Guzman is accused of being the kingpin of the Sinaloa cartel — one of the biggest drug empires in the world — and is currently in solitary confinement in Manhattan; his trial is expected to take place next April. He faces drug trafficking, firearms and conspiracy charges at the Metropolitan Correctional Center in Brooklyn, New York. If found guilty, Guzman will spend the rest of his life in a maximum-security US prison.
According to a new court filing by his public defender lawyers, the drug lord's extradition violates the Mexico-US extradition treaty and Mexico's original agreement to send El Chapo to either Texas or California.
Guzman's lawyers also claim that if Mexico had been aware of "the extraordinarily harsh conditions" of his US imprisonment, the country would have never been on board with his extradition, Business Insider reports.
David Patton, executive director of Federal Defenders of New York, says, "The segregated units are horrifying and inhumane," according to the New York Times. "The fluorescent lights are always on. The only sound is the occasional clanking of metal when doors are opened and closed."
"These conditions… are tantamount to torture. Had Mexico been advised of these conditions, it almost certainly would not have consented to Mr. Guzman's detention and prosecution in this district," read the court papers.
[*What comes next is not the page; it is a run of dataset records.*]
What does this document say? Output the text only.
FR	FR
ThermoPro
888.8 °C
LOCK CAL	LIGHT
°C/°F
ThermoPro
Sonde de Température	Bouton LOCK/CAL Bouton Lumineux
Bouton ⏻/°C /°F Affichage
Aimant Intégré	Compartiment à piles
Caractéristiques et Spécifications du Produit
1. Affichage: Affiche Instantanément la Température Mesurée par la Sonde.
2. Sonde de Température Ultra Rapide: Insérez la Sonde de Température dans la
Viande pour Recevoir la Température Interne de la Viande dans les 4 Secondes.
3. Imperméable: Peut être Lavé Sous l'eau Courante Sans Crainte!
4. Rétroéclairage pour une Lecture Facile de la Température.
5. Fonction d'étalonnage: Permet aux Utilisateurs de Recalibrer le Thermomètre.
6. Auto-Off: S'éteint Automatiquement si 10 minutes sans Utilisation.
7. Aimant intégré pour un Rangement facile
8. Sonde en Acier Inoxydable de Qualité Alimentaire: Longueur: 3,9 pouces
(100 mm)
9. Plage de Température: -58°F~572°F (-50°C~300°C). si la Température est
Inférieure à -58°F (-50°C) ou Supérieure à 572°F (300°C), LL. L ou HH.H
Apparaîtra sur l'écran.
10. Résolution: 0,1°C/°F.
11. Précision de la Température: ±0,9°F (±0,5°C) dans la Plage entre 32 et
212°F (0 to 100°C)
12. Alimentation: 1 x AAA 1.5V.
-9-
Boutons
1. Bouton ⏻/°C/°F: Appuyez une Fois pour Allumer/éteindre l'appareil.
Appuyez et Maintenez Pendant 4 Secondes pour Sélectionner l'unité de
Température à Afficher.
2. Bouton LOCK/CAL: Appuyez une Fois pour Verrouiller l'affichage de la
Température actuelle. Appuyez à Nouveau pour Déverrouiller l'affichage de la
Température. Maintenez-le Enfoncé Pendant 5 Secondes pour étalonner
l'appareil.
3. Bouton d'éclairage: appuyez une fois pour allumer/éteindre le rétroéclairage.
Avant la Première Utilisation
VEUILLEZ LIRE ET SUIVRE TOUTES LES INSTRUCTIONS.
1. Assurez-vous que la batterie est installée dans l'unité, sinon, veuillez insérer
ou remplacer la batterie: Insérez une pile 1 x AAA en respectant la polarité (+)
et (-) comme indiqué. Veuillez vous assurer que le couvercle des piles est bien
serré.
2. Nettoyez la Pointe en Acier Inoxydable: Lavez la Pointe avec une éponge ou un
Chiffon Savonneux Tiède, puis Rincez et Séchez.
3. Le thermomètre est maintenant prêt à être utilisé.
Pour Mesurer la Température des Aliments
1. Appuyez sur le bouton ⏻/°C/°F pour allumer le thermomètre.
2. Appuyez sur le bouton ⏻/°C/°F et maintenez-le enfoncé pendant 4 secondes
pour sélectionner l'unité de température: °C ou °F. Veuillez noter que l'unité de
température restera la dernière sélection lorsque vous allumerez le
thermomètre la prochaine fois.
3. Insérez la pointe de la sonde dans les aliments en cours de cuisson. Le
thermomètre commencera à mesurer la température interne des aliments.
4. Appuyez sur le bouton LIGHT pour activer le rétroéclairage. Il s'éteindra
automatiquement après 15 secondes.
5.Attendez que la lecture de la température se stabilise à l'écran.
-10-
The drug trafficker's lawyers are also claiming that the US government's desire to secure $14 billion worth of so-called drug profits is unfair: they claim the US did not seek consent from Mexico regarding this penalty.
Federal Judge Brian Cogan has not made any rulings on this case yet. The judge did modify Guzman's prison conditions slightly in May, allowing him to swap pre-screened written messages with his wife. The drug lord, however, is still refused family visits and phone calls.